US life insurers have been increasing their exposure to less liquid, higher-yielding assets as they seek to boost returns and better match long-dated liabilities, according to a report from Morningstar DBRS.
The trend has been sharpening regulatory focus on liquidity and capital, but has not yet led to broad rating pressure.
The report traced the sector's long history of investing beyond public bonds and said that the move into alternatives had accelerated in recent years. Direct loans, mortgages, private equity, hedge funds and structured products played a larger role in life company portfolios as firms looked for yield and duration in a still-uncertain rate environment.
Morningstar argued that illiquid assets could be appropriate for life insurers when they were aligned with liability profiles and supported by disciplined asset-liability management and liquidity stress testing. However, in some cases, rising allocations had weakened its assessment of the "Risk Profile" and "Liquidity" elements for individual issuers.
The aggregate securities portfolio of US life insurers grew by about 5% in 2024, but growth in less liquid assets outstripped that headline number.
Asset‑backed securities (ABS), collateralized loan obligations (CLOs) and other structured products increased by 12% year over year. Schedule BA assets, which were largely private equity and hedge fund holdings, rose 9%, while mortgage loans grew 7%. By contrast, more liquid holdings such as investment‑grade corporate bonds, cash and short‑term investments expanded by only 3% to 4%.
According to Morningstar, the data “reinforced the continuing shift toward less liquid investments that trade in thinner secondary markets” as insurers accepted reduced liquidity in exchange for higher yields. The report noted this approach was generally better suited to life companies with fewer liquid liabilities, predictable cash flows, strong asset‑liability management and robust liquidity contingency plans.
Despite the shift, portfolios remained diversified. At year‑end 2024, investment‑grade corporate bonds still accounted for about 38% of invested assets. Less liquid assets made up roughly 36% of total investments, including 14% in mortgage loans, 10% in ABS and other structured securities, 6% in Schedule BA assets, 4% in private‑label CMBS and RMBS and 2% in non‑investment‑grade corporate bonds. The share of less liquid assets had risen from 32% in 2020 to 36% in 2024.
Meanwhile, Morningstar emphasized that liquidity needed to be assessed across both assets and liabilities. It highlighted significant variation in asset mixes between companies, with private‑equity‑backed annuity writers often holding especially high concentrations of ABS and CLOs, sometimes representing most of their invested assets.

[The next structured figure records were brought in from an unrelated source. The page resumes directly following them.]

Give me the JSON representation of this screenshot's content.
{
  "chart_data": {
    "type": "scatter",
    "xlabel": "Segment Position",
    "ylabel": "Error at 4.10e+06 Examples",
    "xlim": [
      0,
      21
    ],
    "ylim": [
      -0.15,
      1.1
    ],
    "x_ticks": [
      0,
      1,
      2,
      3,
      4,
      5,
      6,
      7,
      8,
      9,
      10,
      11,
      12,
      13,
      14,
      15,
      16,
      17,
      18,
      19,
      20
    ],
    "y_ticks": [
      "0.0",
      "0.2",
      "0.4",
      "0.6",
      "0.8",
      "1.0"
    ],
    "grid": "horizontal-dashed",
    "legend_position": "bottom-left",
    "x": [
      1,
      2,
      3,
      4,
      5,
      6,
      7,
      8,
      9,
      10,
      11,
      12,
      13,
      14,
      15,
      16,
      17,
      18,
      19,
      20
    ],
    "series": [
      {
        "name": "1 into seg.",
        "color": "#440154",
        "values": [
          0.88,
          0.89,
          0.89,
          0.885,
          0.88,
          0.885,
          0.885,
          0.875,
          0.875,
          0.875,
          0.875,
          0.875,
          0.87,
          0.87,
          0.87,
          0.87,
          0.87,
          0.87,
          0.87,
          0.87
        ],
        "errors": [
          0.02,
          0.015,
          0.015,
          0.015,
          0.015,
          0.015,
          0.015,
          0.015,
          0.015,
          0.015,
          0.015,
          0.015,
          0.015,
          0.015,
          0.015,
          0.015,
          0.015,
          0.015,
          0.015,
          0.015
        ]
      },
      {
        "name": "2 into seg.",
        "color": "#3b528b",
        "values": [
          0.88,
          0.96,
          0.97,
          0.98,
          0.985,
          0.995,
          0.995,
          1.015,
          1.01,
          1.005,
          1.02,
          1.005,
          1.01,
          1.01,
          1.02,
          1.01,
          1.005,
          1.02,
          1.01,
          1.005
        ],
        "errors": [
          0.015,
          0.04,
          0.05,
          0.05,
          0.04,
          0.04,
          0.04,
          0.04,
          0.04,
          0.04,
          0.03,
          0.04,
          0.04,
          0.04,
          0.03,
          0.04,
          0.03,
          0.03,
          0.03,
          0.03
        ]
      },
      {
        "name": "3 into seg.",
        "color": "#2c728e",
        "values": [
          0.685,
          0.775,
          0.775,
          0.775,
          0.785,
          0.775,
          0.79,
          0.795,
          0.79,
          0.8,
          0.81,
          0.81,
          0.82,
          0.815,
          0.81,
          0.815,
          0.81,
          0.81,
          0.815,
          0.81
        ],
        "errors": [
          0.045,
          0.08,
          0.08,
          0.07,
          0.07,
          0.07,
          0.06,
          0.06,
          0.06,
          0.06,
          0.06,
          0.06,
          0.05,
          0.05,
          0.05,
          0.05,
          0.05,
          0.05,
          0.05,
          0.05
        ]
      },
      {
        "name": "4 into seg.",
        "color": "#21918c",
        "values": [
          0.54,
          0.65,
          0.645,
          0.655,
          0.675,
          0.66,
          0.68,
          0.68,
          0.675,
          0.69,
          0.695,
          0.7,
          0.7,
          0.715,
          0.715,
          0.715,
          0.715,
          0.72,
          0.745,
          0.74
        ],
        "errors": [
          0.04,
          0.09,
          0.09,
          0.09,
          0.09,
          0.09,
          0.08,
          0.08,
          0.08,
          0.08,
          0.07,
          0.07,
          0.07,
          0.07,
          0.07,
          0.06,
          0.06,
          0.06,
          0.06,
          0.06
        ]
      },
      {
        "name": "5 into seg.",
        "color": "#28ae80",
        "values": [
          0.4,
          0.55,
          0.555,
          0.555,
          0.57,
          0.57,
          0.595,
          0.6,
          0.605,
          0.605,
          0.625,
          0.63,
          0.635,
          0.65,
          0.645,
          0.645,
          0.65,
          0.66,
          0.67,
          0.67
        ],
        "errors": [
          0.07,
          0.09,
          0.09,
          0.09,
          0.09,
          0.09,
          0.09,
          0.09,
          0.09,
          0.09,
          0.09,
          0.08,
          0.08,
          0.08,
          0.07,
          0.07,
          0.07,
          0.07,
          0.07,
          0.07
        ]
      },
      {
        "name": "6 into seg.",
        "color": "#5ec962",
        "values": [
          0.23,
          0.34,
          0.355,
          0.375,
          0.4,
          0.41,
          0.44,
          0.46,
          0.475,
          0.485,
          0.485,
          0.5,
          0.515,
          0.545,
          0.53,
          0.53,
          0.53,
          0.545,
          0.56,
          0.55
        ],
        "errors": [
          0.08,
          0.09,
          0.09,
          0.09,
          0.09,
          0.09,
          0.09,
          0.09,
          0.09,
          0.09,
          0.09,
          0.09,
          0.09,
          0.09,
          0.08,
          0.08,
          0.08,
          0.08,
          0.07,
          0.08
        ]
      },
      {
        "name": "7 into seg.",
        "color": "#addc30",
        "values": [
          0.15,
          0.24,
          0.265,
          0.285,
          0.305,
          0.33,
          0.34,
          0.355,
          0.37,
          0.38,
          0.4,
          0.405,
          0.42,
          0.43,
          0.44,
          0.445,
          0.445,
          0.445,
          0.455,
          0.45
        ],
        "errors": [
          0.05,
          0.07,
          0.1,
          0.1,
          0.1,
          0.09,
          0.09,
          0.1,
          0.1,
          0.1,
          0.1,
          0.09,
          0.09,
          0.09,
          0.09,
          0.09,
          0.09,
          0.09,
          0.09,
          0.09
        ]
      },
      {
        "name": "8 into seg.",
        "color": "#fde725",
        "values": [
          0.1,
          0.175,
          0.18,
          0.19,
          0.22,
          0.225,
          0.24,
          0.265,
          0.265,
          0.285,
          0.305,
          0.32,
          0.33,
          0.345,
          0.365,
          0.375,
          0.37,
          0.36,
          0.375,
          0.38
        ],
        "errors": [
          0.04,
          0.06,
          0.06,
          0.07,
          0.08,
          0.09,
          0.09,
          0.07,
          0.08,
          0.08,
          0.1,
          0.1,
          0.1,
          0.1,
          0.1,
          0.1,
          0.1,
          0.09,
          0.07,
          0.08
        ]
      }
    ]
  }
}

That concentration left those firms with generally less liquid investment portfolios than typical life insurers. However, their liability structures provided a partial offset. Fixed‑rate and fixed‑indexed annuities usually included surrender charge periods of three to 10 years, which discouraged early terminations and improved cash‑flow predictability. This made it less risky to back such liabilities with illiquid assets, the report said.
Even so, a sudden increase in policy surrenders remained the key liquidity risk. The degree of protection from surrender penalties depended on their level and expiry dates, and tended to diminish in stressed conditions. Citing external studies, Morningstar noted that surrender activity tended to rise once penalty periods expired and when interest rates increased, as policyholders sought products with higher credited rates.
The agency said it viewed positively those insurers that ran sophisticated liquidity stress tests linking surrender behavior to both interest‑rate movements and the timing of penalty expirations. Its broader analysis also considered collateral needs and margin calls from derivatives and hedging programs, as well as the quality of internal stress‑testing frameworks.
Supervisors were responding to the growth in alternative assets. In Europe, Solvency II reforms had put more emphasis on liquidity management, including stressed haircuts and realistic sale assumptions for hard‑to‑trade exposures.
In the US, the National Association of Insurance Commissioners (NAIC) was relying on tools such as Own Risk and Solvency Assessment and liquidity stress testing for large life insurers, but it was also adjusting capital rules. The NAIC was revising capital charges for CLOs, with plans to review all structured securities, and expected the CLO work to be completed in 2026, the report said.
From Jan. 1, 2026, it also had authority to challenge public and private credit ratings that differed from its own analysis by more than three notches for capital purposes and to substitute its own view.
Looking ahead, Morningstar expects US life insurers, particularly fixed annuity writers, to keep shifting toward alternative assets. Higher yields and better duration matching, it said, could help insurers remain competitive on product pricing, even as regulators and rating agencies stepped up scrutiny of illiquidity and liquidity risk.